The Midwest isn’t exactly known for its distinctive cuisine. You won’t find Midwest restaurants in New York City as you would Mexican, Chinese, Cajun, or Southern-style restaurants. However, you can find some dishes that got their start in the Midwest. If you’re on a trip through the area, you can try some for yourself if you know where to look.

Chicago Deep-Dish Pizza

A Chicago deep-dish pizza is an experience you have to try at least once in your life. While a regular pizza is a flat plane of dough covered with tomato sauce, cheese, and toppings, a deep-dish pizza is dough in a deep pie pan. You add cheese and the toppings of your choice, and on top of the pizza, you pour a thick layer of chunky tomato sauce. The best place to find a Chicago deep-dish pizza is in Chicago, but you can find restaurants that serve it throughout the Midwest.

Quad City Pizza

The Quad Cities in Illinois and Iowa along the Mississippi River have their own take on the classic pizza. The crust is the usual shape, but the crust contains malt that adds a nutty sweetness, and the tomato sauce is spicier than usual. You’ll also find toppings placed under the cheese, with the pizza cut into strips instead of wedges.

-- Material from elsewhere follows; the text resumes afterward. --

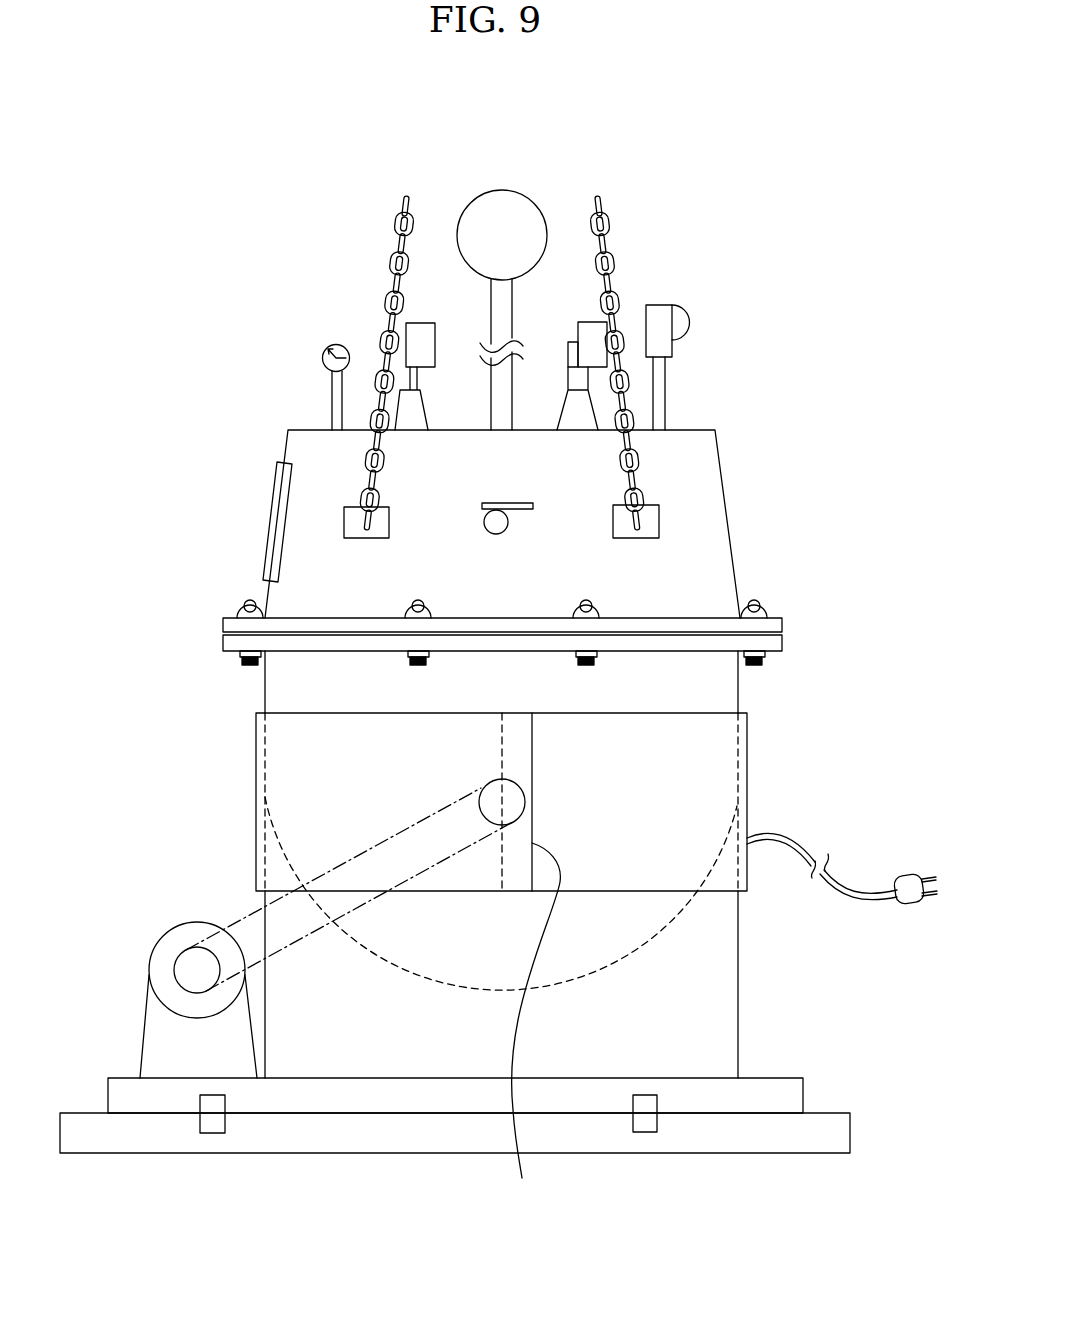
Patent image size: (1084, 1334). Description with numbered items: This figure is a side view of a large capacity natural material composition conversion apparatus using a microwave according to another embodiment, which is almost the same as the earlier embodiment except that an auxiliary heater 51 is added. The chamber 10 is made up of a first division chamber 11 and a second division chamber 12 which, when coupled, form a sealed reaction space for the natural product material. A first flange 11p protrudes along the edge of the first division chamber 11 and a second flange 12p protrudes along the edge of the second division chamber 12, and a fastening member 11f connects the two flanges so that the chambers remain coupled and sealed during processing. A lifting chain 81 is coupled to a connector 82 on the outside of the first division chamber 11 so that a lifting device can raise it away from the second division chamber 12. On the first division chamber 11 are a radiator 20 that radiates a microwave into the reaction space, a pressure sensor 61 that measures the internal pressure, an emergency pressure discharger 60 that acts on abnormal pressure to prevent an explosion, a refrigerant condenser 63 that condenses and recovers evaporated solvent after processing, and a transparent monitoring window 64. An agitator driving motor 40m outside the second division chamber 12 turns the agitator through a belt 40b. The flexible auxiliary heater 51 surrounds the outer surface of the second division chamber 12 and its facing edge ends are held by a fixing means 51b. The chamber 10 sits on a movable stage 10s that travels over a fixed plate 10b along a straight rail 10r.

You may find it difficult to locate Quad City pizza outside the Quad Cities themselves, so it may be worth the time to book a hotel in Moline, Illinois, to stay at so that you have an excuse to eat this type of pizza for dinner.

Cincinnati Chili

Don’t let the name fool you: Cincinnati chili has little to do with the Mexican-style chili you eat as a meal. They both use tomato sauce and ground beef, but the resemblance ends there. Cincinnati chili is the creation of Macedonian immigrants, and it uses cinnamon and cloves, and maybe some onion and cheese, served as a sauce on spaghetti or hot dogs. The easiest place to get some is Cincinnati, but you can also find it on menus of restaurants in Ohio and in parts of Indiana.

Wisconsin Brats

Bratwursts look similar to the grown-up version of a hot dog, and they’re the tube meat of choice in Wisconsin. Different parts of the state and different cooks have their own interpretation of how to serve the perfect brat, but a few common choices exist throughout the state. Say no to ketchup but yes to spicy mustard; use a sturdy bun that can handle a juicy brat, and top it with warm sauerkraut and raw onion. Wisconsin brats are available at German restaurants and sports stadiums throughout the state, such as the parking lot of Milwaukee’s Miller Park, home of the Milwaukee Brewers.

Thanks to all the individuals who settled in the American Midwest and all the city centers that developed their own take on classic foods, the Midwest is home to all types of dishes you’d have a hard time finding elsewhere. You may not find a Midwest restaurant on the East Coast, but if you head through the region itself, you’ll find plenty of delicious regional favorites.